If you’re quick, you’ll be able to catch this tree while it’s still in flower at Peacehaven Botanic Park, Highfields. The flowers have a very unusual musty sweet smell.

This is an unusually large specimen, retained from what must once have been a significant area of semi-evergreen vine thicket (dry rainforest) on the Peacehaven site. Nowadays, we usually see bitterbarks as slender little trees or shrubs, able to be picked out from a distance by their attractive white trunks. If damaged, they have a tendency to sucker and produce thickets (or hedges).

this is a fast-growing, drought hardy species, with garden potential, but rarely used.

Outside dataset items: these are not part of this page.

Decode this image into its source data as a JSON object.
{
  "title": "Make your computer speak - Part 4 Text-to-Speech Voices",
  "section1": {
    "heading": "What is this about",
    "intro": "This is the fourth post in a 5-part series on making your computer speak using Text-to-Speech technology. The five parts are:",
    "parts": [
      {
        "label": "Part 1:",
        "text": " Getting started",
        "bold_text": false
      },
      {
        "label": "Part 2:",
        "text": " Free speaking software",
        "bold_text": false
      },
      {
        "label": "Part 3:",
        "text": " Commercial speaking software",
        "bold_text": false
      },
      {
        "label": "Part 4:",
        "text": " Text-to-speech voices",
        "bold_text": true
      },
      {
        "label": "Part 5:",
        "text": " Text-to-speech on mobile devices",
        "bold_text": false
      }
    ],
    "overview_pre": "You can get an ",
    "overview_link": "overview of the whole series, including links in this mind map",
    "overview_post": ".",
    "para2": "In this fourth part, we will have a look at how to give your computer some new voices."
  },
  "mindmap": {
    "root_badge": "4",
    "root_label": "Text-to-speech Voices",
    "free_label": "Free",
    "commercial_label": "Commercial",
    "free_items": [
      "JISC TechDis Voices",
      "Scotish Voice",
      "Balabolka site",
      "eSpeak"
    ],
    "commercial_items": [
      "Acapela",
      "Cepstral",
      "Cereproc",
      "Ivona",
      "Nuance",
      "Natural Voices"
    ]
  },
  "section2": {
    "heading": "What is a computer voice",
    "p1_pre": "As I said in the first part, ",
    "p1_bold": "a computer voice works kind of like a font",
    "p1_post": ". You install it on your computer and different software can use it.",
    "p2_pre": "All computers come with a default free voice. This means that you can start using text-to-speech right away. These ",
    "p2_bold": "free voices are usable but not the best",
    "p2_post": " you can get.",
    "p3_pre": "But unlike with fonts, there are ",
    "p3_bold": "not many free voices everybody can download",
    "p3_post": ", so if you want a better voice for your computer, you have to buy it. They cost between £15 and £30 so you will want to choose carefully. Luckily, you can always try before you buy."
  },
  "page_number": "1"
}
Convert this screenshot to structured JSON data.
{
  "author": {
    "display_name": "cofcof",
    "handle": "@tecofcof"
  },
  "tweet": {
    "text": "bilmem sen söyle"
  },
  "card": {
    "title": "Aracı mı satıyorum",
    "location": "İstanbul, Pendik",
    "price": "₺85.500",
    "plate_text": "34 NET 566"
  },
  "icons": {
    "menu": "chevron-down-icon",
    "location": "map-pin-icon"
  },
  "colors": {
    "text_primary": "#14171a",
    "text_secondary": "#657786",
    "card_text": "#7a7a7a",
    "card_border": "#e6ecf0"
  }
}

This is one of those rainforest plants - some of them only found in dry rainforest ecosystems like those which once covered much of our local land - which may suddenly find itself highly valued in the future because of its potential to provide the pharmaceutical industry with a new drug.
Its white latex has been used to lower blood pressure, and some Alstonia species are also showing potential as a source of cancer cures.

Our early settlers would add the bark as a “bitter” to their medicinal concoctions and drinks, but I don’t recommend it! (There’s too fine a line between medicines and poisons.)
However, you might like to experiment with the bark for dye-making. A related species is used for this purpose in India. (Expect yellow.)


Mick said...

Hey Trish,

I have a book about pasture weeds that lists alstonia constricta along side brigalow as a terrible threat to agriculture in australia and goes on to list the control measures that have been successfully employed to destroy these terribly pesky native plants.

there you go


Patricia Gardner said...

I didn't know that! I suppose it's the suckering habit of both of them that's the problem.